Diisopropylfluorophosphate (DFP), an organophosphorous pesticide, is a highly toxic compound that affects a variety of physiological processes. The toxicological effects of DFP are primarily mediated through its inhibition of acetylcholinesterases, which results in the accumulation of acetylcholine at neuronal junctions. A physiologically-based pharmacokinetic and pharmacodynamic (PBPK/PD) model was developed to investigate the effects of intramuscular administration of DFP on acetylcholinesterase (AChE) activity in human. The prediction by a mathematical model is essential since information on humans can scarcely be obtained experimentally. The PBPK/PD model was constructed based on the time course of AChE activity in venous blood following a single intramuscular administration of DFP (33
g DFP/kg bodyweight) to human.
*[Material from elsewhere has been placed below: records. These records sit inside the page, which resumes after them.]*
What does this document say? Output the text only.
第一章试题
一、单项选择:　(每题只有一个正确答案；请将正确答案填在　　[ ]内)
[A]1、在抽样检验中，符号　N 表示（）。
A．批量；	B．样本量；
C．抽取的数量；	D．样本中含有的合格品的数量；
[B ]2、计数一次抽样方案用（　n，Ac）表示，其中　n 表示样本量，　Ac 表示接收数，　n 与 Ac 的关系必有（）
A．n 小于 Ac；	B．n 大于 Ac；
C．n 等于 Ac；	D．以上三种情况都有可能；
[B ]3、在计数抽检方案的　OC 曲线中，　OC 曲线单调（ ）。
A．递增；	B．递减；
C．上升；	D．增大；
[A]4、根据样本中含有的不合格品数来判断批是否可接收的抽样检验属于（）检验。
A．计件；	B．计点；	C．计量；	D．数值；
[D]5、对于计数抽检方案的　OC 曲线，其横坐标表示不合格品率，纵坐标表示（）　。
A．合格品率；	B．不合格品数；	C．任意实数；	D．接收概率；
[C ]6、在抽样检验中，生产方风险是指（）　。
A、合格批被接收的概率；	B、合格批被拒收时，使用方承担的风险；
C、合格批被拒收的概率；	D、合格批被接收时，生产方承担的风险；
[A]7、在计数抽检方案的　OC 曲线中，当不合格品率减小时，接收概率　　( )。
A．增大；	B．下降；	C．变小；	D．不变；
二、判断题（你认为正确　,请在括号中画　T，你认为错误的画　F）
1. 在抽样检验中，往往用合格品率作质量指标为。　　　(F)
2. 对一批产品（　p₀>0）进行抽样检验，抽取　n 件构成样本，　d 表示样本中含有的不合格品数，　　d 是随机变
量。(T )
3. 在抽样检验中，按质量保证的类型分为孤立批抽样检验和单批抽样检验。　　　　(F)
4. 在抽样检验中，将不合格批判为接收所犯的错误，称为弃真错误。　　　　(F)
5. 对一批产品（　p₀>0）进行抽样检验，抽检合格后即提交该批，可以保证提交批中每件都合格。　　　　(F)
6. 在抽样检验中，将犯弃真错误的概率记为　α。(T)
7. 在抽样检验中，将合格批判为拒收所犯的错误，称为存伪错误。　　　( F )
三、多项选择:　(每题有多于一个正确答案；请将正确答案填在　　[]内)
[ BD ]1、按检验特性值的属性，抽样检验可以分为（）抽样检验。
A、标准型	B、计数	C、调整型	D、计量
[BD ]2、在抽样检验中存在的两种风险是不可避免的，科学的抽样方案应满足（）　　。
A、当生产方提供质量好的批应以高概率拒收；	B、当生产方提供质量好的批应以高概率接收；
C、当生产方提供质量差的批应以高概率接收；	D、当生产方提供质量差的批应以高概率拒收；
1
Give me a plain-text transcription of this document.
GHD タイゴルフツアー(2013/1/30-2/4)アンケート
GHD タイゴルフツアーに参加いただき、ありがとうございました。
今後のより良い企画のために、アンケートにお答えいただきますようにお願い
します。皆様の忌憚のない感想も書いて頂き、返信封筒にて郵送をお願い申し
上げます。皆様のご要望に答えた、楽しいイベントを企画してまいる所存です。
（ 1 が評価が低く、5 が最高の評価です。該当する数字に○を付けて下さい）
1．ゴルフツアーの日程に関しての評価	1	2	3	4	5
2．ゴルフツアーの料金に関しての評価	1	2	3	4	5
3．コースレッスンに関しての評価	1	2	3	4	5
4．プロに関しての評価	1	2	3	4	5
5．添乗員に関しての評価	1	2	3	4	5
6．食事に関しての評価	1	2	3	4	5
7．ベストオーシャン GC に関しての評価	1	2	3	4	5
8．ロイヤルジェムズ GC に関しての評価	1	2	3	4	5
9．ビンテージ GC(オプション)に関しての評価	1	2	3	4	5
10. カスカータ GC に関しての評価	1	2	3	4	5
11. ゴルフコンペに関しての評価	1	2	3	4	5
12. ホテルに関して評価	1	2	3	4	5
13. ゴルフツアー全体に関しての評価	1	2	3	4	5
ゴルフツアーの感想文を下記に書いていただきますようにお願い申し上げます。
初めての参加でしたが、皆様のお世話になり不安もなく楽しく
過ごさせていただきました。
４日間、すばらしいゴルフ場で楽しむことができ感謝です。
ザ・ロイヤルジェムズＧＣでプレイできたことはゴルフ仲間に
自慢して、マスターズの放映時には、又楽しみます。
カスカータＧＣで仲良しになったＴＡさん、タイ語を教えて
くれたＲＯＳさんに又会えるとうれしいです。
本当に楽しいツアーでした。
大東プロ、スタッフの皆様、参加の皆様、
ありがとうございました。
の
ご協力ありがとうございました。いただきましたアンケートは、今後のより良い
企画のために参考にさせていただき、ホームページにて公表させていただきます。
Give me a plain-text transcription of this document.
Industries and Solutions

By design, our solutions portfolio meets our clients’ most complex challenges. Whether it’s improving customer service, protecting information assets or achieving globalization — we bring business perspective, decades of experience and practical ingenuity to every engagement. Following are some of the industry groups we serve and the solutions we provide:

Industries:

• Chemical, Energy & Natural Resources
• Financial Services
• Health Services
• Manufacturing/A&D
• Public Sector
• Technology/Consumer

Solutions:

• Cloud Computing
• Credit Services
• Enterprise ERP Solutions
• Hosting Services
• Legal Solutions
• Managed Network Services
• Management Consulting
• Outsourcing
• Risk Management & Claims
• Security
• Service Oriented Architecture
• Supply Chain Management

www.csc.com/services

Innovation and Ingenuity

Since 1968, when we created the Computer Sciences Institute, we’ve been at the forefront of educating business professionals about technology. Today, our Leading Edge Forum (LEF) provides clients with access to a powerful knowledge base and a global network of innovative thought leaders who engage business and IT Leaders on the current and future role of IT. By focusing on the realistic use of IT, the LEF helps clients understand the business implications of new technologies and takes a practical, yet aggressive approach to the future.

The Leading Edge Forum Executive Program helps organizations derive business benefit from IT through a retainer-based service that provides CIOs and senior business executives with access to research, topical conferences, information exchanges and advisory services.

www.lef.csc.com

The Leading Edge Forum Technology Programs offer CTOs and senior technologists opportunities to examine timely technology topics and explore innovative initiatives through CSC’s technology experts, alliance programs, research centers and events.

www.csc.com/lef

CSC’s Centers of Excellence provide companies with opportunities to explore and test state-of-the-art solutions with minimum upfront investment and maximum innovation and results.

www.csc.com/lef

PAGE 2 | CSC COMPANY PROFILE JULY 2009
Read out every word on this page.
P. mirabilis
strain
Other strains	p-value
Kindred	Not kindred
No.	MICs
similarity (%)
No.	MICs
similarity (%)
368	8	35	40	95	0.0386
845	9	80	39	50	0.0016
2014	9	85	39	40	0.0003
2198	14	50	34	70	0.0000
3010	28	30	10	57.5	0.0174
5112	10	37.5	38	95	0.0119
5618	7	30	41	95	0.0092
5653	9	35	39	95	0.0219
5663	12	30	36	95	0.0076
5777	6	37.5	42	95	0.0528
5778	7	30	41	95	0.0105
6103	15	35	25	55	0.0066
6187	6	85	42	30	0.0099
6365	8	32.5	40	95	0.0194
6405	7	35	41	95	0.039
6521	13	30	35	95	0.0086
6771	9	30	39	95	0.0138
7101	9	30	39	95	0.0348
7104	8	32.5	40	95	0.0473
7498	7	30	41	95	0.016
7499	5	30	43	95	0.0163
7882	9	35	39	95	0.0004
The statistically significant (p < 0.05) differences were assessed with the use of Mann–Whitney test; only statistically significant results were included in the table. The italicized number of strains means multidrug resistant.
The model was parameterised by using reference physiological parameter values (organ volumes and blood flow rates) and partition coefficients, while pharmacodynamic parameters governing the degradation of AChE, and the regeneration and aging of inhibited AChE, were allometrically scaled from those used in a previously developed rat model. The synthesis rate constant for AChE, as well as the absorption rate constant and bioavailability corresponding to intramuscular administration were optimised by manual adjustment until the best visual fit of the simulations with the experimental data was observed. The PBPK/PD model was next verified by simulating the recovery of AChE activity in venous blood in vivo after multiple intramuscular doses (20
g DFP/kg bodyweight every 24 hours for 50 days) and comparing the simulated results with the experimental data. Results showed a close fit of simulated AChE inhibition dynamics in venous blood to experimental data. The development and further refinement of a human PBPK/PD model for organophosphate- induced toxicity could potentially translate to improved accuracy of human health risk assessment, as well as evaluation of prophylaxis protocols.